Proceedings sought to recover lost investments after fund’s collapse
New Zealand’s Supreme Court dismissed an application for leave to appeal against an unfavourable Court of Appeal judgment in civil proceedings to recover investments lost following the collapse of a fund that had operated as a Ponzi scheme.
In UV Limited v AB Limited as trustee of the CD Trust and the EF Trust [2026] NZSC 31, the first applicant was a financial services company through which most investors learned of the fund. The second applicant was the company’s sole director.
The director publicly commented on the fund’s collapse in multiple media reports, which named both applicants.
In criminal proceedings, the District Court sentenced the fund’s operator on fraud charges. The court issued an order under s 202(1)(b) of the Criminal Procedure Act 2011 to permanently suppress the name and identifying details of any victims, including the applicants and investors who had lost money.
In later civil proceedings, the respondents sued both applicants to recover lost investments.
The applicants applied for non-publication orders in the civil proceedings that would replicate the impact of the District Court’s suppression order. They sought to anonymise the parties in the civil proceedings and prevent the disclosure of identifying material about them, which would supposedly prevent breaches of the suppression order in the criminal proceedings.
Both applicants also sought to suppress the director’s affidavit, which allegedly included private and sensitive confidential information about the applicants and related persons.
The High Court dismissed the application. The Court of Appeal then dismissed the applicants’ appeal. Applying Erceg v Erceg [2016] NZSC 135, the appeal court determined that this case did not meet the threshold for a civil suppression order.
The applicants applied for leave to appeal against the appeal court judgment. In their proposed appeal, they planned to raise the following questions:
Upon refusing leave, the Supreme Court of New Zealand ordered the applicants to pay the first to sixth respondents one set of costs of $2,500.
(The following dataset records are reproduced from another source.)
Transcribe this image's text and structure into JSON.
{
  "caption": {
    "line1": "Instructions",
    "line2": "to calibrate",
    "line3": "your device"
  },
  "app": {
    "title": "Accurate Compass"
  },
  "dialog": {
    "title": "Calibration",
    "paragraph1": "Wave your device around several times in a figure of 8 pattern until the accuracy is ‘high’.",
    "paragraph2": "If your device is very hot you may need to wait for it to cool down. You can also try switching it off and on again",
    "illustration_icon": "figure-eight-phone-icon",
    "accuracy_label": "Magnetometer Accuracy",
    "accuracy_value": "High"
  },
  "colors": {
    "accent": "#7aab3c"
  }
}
The Supreme Court ruled that the proposed appeal would essentially repeat the arguments submitted before the appeal court and would involve the application of settled principles to specific facts.
The Supreme Court saw no question of general or public importance and no apparent miscarriage of justice in the civil context.
Section 195 of the Criminal Procedure Act defined an offending publication as a publication in the context of any report or account relating to the criminal proceedings. The Supreme Court
noted that “relating to” contemplated some type of link.
In this case, the Supreme Court pointed out that the applicants did not suggest that the appeal court erroneously assessed whether the references in the pleadings established the required link.
Regarding Erceg, the Supreme Court noted that this portion of the proposed appeal also entailed a factual evaluation. The Supreme Court saw no need to interfere with the appeal court’s approach to evaluating the facts.